Greg and Janet Smith

Making a Difference in the World from Pittsburgh

Looking out the airplane window on a flight into Costa Rica years ago, Janet Smith saw a sprawling squatters’ village spreading out below her, and came to the vivid realization of how hard life could be in a third-world country, especially the challenges of finding clean water and adequate sanitation.

“That kind of planted the seed of ‘I guess there’s a lot out there I don’t know, a lot of needs, undoubtedly,’” she says.

With that experience and others like it still vivid in their memories, Janet and her husband, Greg, have committed themselves to helping improve water, sanitation and hygiene conditions in poor communities around the world through volunteer service projects and training activities. They were among the original members of The Global Switchboard.

The Smiths work mainly with two organizations. Lifewater International focuses on contextually appropriate, low-tech development, and trains and equips local partners to provide their own communities with safe water. Water Missions International is a nonprofit Christian Engineering Ministry providing sustainable safe water solutions to people in developing countries and disaster situations.

“Many places in the world don’t really understand the things we take for granted,” says Greg. “So the kind of teaching we’re doing is pretty basic but so are the needs pretty basic.”
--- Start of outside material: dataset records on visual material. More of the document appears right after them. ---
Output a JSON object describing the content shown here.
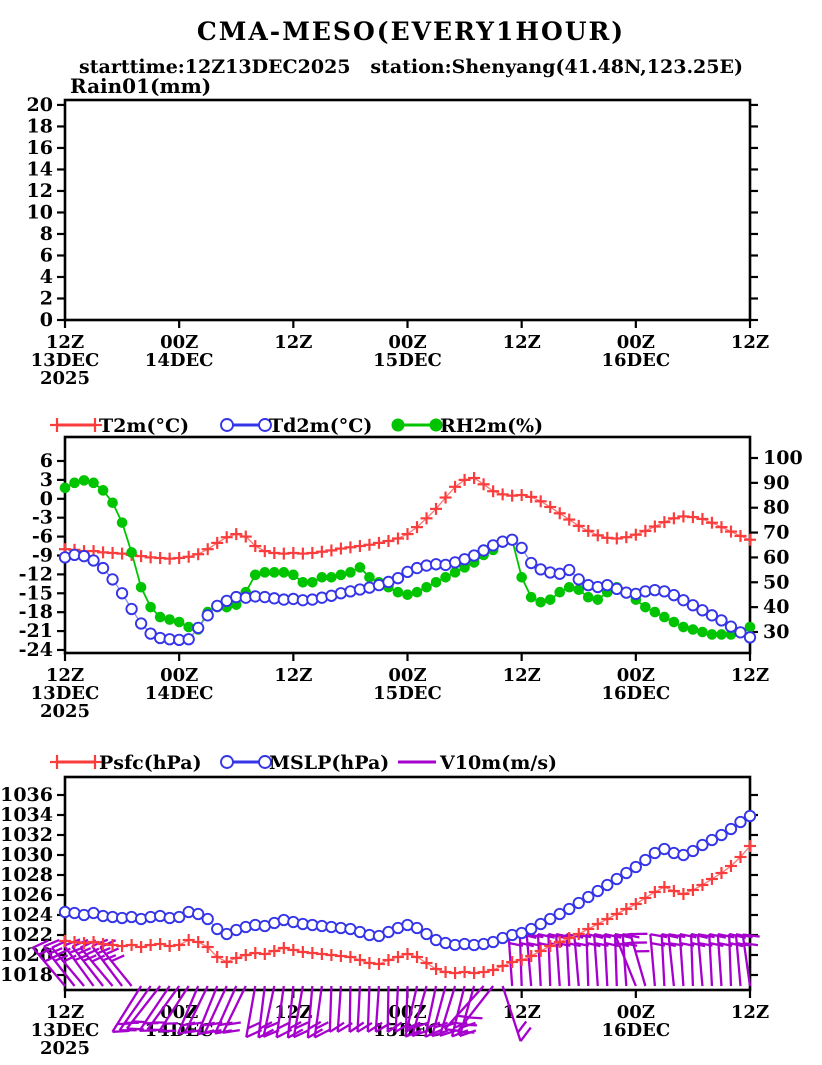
{
  "page": {
    "title": "CMA-MESO(EVERY1HOUR)",
    "subtitle": "starttime:12Z13DEC2025   station:Shenyang(41.48N,123.25E)"
  },
  "colors": {
    "red": "#fa3c3c",
    "red_line": "#f87575",
    "blue": "#3434e8",
    "blue_line": "#8c8cf5",
    "green": "#00c400",
    "purple": "#a500cd",
    "frame": "#000000"
  },
  "axis_x": {
    "ticks": [
      {
        "h": 0,
        "lines": [
          "12Z",
          "13DEC",
          "2025"
        ]
      },
      {
        "h": 12,
        "lines": [
          "00Z",
          "14DEC"
        ]
      },
      {
        "h": 24,
        "lines": [
          "12Z"
        ]
      },
      {
        "h": 36,
        "lines": [
          "00Z",
          "15DEC"
        ]
      },
      {
        "h": 48,
        "lines": [
          "12Z"
        ]
      },
      {
        "h": 60,
        "lines": [
          "00Z",
          "16DEC"
        ]
      },
      {
        "h": 72,
        "lines": [
          "12Z"
        ]
      }
    ]
  },
  "chart_data": [
    {
      "id": "rain",
      "type": "bar",
      "title": "Rain01(mm)",
      "ylim": [
        0,
        20.46
      ],
      "yticks": [
        20,
        18,
        16,
        14,
        12,
        10,
        8,
        6,
        4,
        2,
        0
      ],
      "xlabel_note": "hourly, 12Z13DEC2025 to 12Z16DEC2025",
      "values": []
    },
    {
      "id": "temp",
      "type": "line",
      "left_ylim": [
        -24.48,
        9.81
      ],
      "left_yticks": [
        6,
        3,
        0,
        -3,
        -6,
        -9,
        -12,
        -15,
        -18,
        -21,
        -24
      ],
      "right_ylim": [
        21.55,
        108.45
      ],
      "right_yticks": [
        100,
        90,
        80,
        70,
        60,
        50,
        40,
        30
      ],
      "x_hours_start": 0,
      "series": [
        {
          "name": "T2m(°C)",
          "axis": "left",
          "marker": "plus",
          "color_key": "red",
          "values": [
            -8.0,
            -8.1,
            -8.3,
            -8.3,
            -8.5,
            -8.6,
            -8.7,
            -8.9,
            -9.1,
            -9.3,
            -9.4,
            -9.5,
            -9.4,
            -9.2,
            -8.8,
            -8.0,
            -7.0,
            -6.1,
            -5.6,
            -6.0,
            -7.5,
            -8.3,
            -8.6,
            -8.7,
            -8.6,
            -8.7,
            -8.6,
            -8.4,
            -8.2,
            -7.9,
            -7.7,
            -7.5,
            -7.3,
            -7.0,
            -6.7,
            -6.3,
            -5.6,
            -4.5,
            -3.1,
            -1.6,
            0.2,
            1.9,
            3.0,
            3.3,
            2.3,
            1.2,
            0.7,
            0.5,
            0.6,
            0.3,
            -0.4,
            -1.3,
            -2.3,
            -3.3,
            -4.3,
            -5.1,
            -5.8,
            -6.2,
            -6.3,
            -6.1,
            -5.7,
            -5.1,
            -4.4,
            -3.7,
            -3.1,
            -2.8,
            -2.9,
            -3.2,
            -3.8,
            -4.5,
            -5.2,
            -5.9,
            -6.5
          ]
        },
        {
          "name": "Td2m(°C)",
          "axis": "left",
          "marker": "ocircle",
          "color_key": "blue",
          "values": [
            -9.3,
            -8.9,
            -9.1,
            -9.8,
            -11.0,
            -12.8,
            -15.0,
            -17.5,
            -19.8,
            -21.4,
            -22.1,
            -22.3,
            -22.4,
            -22.3,
            -20.5,
            -18.5,
            -17.0,
            -16.2,
            -15.6,
            -15.7,
            -15.5,
            -15.6,
            -15.8,
            -16.0,
            -15.9,
            -16.1,
            -16.0,
            -15.7,
            -15.4,
            -15.0,
            -14.7,
            -14.4,
            -14.1,
            -13.7,
            -13.2,
            -12.6,
            -11.6,
            -11.0,
            -10.6,
            -10.4,
            -10.5,
            -10.1,
            -9.6,
            -9.0,
            -8.2,
            -7.4,
            -6.8,
            -6.5,
            -7.8,
            -10.2,
            -11.2,
            -11.7,
            -11.9,
            -11.3,
            -12.8,
            -13.7,
            -14.0,
            -13.7,
            -14.3,
            -14.9,
            -15.1,
            -14.7,
            -14.5,
            -14.7,
            -15.3,
            -16.1,
            -16.9,
            -17.7,
            -18.5,
            -19.3,
            -20.3,
            -21.2,
            -22.0
          ]
        },
        {
          "name": "RH2m(%)",
          "axis": "right",
          "marker": "fcircle",
          "color_key": "green",
          "values": [
            88,
            90,
            91,
            90,
            87,
            82,
            74,
            62,
            48,
            40,
            36,
            35,
            34,
            32,
            31,
            38,
            40,
            40,
            41,
            46,
            53,
            54,
            54,
            54,
            53,
            50,
            50,
            52,
            52,
            53,
            54,
            56,
            52,
            50,
            48,
            46,
            45,
            46,
            48,
            50,
            52,
            54,
            56,
            58,
            61,
            63,
            66,
            67,
            52,
            44,
            42,
            43,
            46,
            48,
            47,
            44,
            43,
            46,
            48,
            46,
            43,
            40,
            38,
            36,
            34,
            32,
            31,
            30,
            29,
            29,
            29,
            30,
            32
          ]
        }
      ]
    },
    {
      "id": "pres",
      "type": "line",
      "ylim": [
        1016.5,
        1037.8
      ],
      "yticks": [
        1036,
        1034,
        1032,
        1030,
        1028,
        1026,
        1024,
        1022,
        1020,
        1018
      ],
      "series": [
        {
          "name": "Psfc(hPa)",
          "marker": "plus",
          "color_key": "red",
          "values": [
            1021.4,
            1021.3,
            1021.2,
            1021.3,
            1021.1,
            1021.0,
            1020.9,
            1021.0,
            1020.8,
            1021.0,
            1021.1,
            1020.9,
            1021.0,
            1021.5,
            1021.3,
            1020.8,
            1019.8,
            1019.3,
            1019.7,
            1020.0,
            1020.2,
            1020.1,
            1020.4,
            1020.7,
            1020.5,
            1020.3,
            1020.2,
            1020.1,
            1020.0,
            1019.9,
            1019.8,
            1019.5,
            1019.2,
            1019.1,
            1019.5,
            1019.8,
            1020.1,
            1019.8,
            1019.2,
            1018.6,
            1018.3,
            1018.2,
            1018.3,
            1018.2,
            1018.3,
            1018.5,
            1018.9,
            1019.3,
            1019.5,
            1019.9,
            1020.4,
            1020.9,
            1021.3,
            1021.7,
            1022.1,
            1022.6,
            1023.1,
            1023.6,
            1024.1,
            1024.6,
            1025.1,
            1025.7,
            1026.3,
            1026.8,
            1026.4,
            1026.1,
            1026.5,
            1027.0,
            1027.6,
            1028.2,
            1028.9,
            1029.8,
            1030.9
          ]
        },
        {
          "name": "MSLP(hPa)",
          "marker": "ocircle",
          "color_key": "blue",
          "values": [
            1024.3,
            1024.2,
            1024.0,
            1024.2,
            1023.9,
            1023.8,
            1023.7,
            1023.8,
            1023.6,
            1023.8,
            1023.9,
            1023.7,
            1023.8,
            1024.3,
            1024.1,
            1023.6,
            1022.6,
            1022.1,
            1022.5,
            1022.8,
            1023.0,
            1022.9,
            1023.2,
            1023.5,
            1023.3,
            1023.1,
            1023.0,
            1022.9,
            1022.8,
            1022.7,
            1022.6,
            1022.3,
            1022.0,
            1021.9,
            1022.3,
            1022.7,
            1023.0,
            1022.7,
            1022.1,
            1021.5,
            1021.2,
            1021.0,
            1021.1,
            1021.0,
            1021.1,
            1021.3,
            1021.7,
            1022.0,
            1022.2,
            1022.6,
            1023.1,
            1023.6,
            1024.1,
            1024.6,
            1025.2,
            1025.8,
            1026.4,
            1027.0,
            1027.6,
            1028.2,
            1028.8,
            1029.5,
            1030.2,
            1030.6,
            1030.2,
            1030.0,
            1030.4,
            1031.0,
            1031.5,
            1032.0,
            1032.6,
            1033.3,
            1033.9
          ]
        }
      ],
      "wind_name": "V10m(m/s)",
      "wind_barbs_angle_ticks_len": [
        [
          -40,
          3,
          50
        ],
        [
          -38,
          3,
          50
        ],
        [
          -40,
          3,
          50
        ],
        [
          -36,
          3,
          50
        ],
        [
          -38,
          3,
          50
        ],
        [
          -40,
          3,
          50
        ],
        [
          -37,
          3,
          50
        ],
        [
          -39,
          3,
          50
        ],
        [
          212,
          2,
          54
        ],
        [
          215,
          2,
          54
        ],
        [
          218,
          2,
          54
        ],
        [
          214,
          2,
          54
        ],
        [
          216,
          2,
          54
        ],
        [
          213,
          2,
          54
        ],
        [
          203,
          2,
          52
        ],
        [
          206,
          2,
          52
        ],
        [
          202,
          2,
          52
        ],
        [
          205,
          2,
          52
        ],
        [
          204,
          2,
          52
        ],
        [
          206,
          2,
          52
        ],
        [
          190,
          2,
          52
        ],
        [
          187,
          2,
          52
        ],
        [
          192,
          2,
          52
        ],
        [
          188,
          2,
          52
        ],
        [
          186,
          2,
          52
        ],
        [
          190,
          2,
          52
        ],
        [
          185,
          2,
          52
        ],
        [
          188,
          2,
          52
        ],
        [
          182,
          1,
          46
        ],
        [
          184,
          1,
          46
        ],
        [
          181,
          1,
          46
        ],
        [
          183,
          1,
          46
        ],
        [
          182,
          1,
          46
        ],
        [
          184,
          1,
          46
        ],
        [
          181,
          1,
          46
        ],
        [
          183,
          1,
          46
        ],
        [
          182,
          1,
          46
        ],
        [
          193,
          2,
          52
        ],
        [
          196,
          2,
          52
        ],
        [
          192,
          2,
          52
        ],
        [
          195,
          2,
          52
        ],
        [
          197,
          2,
          52
        ],
        [
          194,
          2,
          52
        ],
        [
          196,
          2,
          52
        ],
        [
          222,
          3,
          58
        ],
        [
          218,
          3,
          58
        ],
        [
          162,
          2,
          58
        ],
        [
          -4,
          2,
          52
        ],
        [
          -2,
          2,
          52
        ],
        [
          -5,
          2,
          52
        ],
        [
          -3,
          2,
          52
        ],
        [
          -2,
          2,
          52
        ],
        [
          -4,
          2,
          52
        ],
        [
          -3,
          2,
          52
        ],
        [
          -5,
          2,
          52
        ],
        [
          -2,
          2,
          52
        ],
        [
          -4,
          2,
          52
        ],
        [
          -3,
          2,
          52
        ],
        [
          -2,
          2,
          52
        ],
        [
          -4,
          2,
          52
        ],
        [
          -22,
          2,
          54
        ],
        [
          -16,
          3,
          54
        ],
        [
          -5,
          2,
          52
        ],
        [
          -3,
          2,
          52
        ],
        [
          -6,
          2,
          52
        ],
        [
          -4,
          2,
          52
        ],
        [
          -2,
          2,
          52
        ],
        [
          -5,
          2,
          52
        ],
        [
          -3,
          2,
          52
        ],
        [
          -4,
          2,
          52
        ],
        [
          -2,
          2,
          52
        ],
        [
          -5,
          2,
          52
        ],
        [
          -8,
          2,
          52
        ]
      ]
    }
  ]
}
In 2013, Janet and Greg completed a three-month assignment in Chiapas, Mexico teaching health and hygiene by demonstrating construction of sanitary toilet facilities in rural areas. In 2014, Greg participated in a training program in Bangladesh, where more than 50,000 children die each year from diarrhea caused by poor sanitation. Half of those deaths could have been prevented simply by washing hands with soap and water, Greg said. (Read more about Greg’s experience in Bangladesh at globalpittsburgh.blogspot.com/2014/11/sanitation-mission-to-bangladesh.html)
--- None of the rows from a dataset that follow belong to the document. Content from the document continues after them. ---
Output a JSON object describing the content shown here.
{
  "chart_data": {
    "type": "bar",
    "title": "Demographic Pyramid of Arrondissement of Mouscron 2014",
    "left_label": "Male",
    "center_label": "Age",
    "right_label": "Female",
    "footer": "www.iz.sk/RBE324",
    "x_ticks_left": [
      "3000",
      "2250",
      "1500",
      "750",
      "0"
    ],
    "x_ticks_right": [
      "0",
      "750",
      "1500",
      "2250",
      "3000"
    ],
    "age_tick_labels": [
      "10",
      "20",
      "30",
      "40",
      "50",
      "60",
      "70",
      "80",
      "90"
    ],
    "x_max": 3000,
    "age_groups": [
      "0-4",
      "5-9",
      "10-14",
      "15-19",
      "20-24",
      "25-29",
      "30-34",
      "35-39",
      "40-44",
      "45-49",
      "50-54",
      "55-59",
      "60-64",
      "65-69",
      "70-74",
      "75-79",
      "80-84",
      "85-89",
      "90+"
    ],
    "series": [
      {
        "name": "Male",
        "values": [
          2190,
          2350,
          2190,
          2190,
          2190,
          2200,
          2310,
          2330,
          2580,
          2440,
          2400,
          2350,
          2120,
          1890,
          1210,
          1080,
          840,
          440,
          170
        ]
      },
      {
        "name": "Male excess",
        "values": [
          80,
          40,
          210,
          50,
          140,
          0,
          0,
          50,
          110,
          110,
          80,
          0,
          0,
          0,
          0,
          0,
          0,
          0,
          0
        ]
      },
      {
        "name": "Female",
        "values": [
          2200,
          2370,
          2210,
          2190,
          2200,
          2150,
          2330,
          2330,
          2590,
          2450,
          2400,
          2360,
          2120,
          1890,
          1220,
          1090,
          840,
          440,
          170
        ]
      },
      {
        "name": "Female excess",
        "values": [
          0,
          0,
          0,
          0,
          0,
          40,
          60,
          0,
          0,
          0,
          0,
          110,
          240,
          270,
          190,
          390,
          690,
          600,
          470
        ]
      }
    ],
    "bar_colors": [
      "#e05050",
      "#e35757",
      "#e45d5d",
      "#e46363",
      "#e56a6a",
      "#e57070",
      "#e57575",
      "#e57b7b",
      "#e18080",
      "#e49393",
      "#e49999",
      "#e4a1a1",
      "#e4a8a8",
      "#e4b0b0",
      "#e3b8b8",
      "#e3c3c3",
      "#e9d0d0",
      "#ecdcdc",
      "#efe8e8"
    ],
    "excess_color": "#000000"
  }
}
“Many places in the world don’t really understand the things we take for granted.”

The challenges associated with providing clean water and sanitation in underdeveloped countries are huge. More than 840,000 children under the age of 5 die every year around the world due to inadequate drinking water, sanitation and hand hygiene, according to Water Mission International. That’s 2,300 children per day. For some, the problem is lack of clean water. For others, it’s a lack of awareness about the health threats associated with poor hygiene, even when clean water is available, as Janet and Greg have seen first-hand.

During his training activities in Bangladesh, Greg used a simple demonstration of pictures and connecting lines laid out on the floor to show how germs could be transmitted and how they could be blocked. Trainers in the program also were instructed about ways to break through traditional practices such as defecating in public spaces and placing toilets along rivers that also were used for bathing and collection of drinking water.

“Typically I laid the posters on the ground and showed them one route [of contamination] and one blocker,” Greg wrote in the account of his mission for the GlobalPittsburghNEWS blog (see link above). “I would then ask volunteers to find other routes and to come up with ways to block the routes. This created a lot of discussion about the subject. This is a very simple way to teach the subject and can be done in the most basic of situations.”

For Janet, the realization that all people, even those living in poverty in other countries, share a simple dream of providing a good life for their families, is the driving force behind the work she does.

Janet has participated in two trainings in Ethiopia aimed at children. Health clubs in schools have proved to be a great way of getting proper hygiene habits adopted in developing countries. “Just knowing that you can touch peoples’ lives and make a positive impact I think is what motivates me,” she says.

“Typically I laid the posters on the ground and showed them one route [of contamination] and one blocker.”

The Smiths left corporate life in the 1980s to start their own business, which became the largest plastic grocery bag manufacturer in the United States. After selling the company in the early 1990’s, they raised a family and became active in local community affairs in their home community just north of Pittsburgh. It was in 2006 that they became actively involved in the Water, Sanitation and Hygiene (WaSH) field.

Membership in The Global Switchboard has given Greg and Janet a base from which to work, as well as a connection to a network of like-minded people and organizations.

“Hopefully we are one little tiny piece of helping people become healthy by increasing their knowledge about clean water and the need for proper sanitation,” says Greg. “So that’s what we’re trying to accomplish.”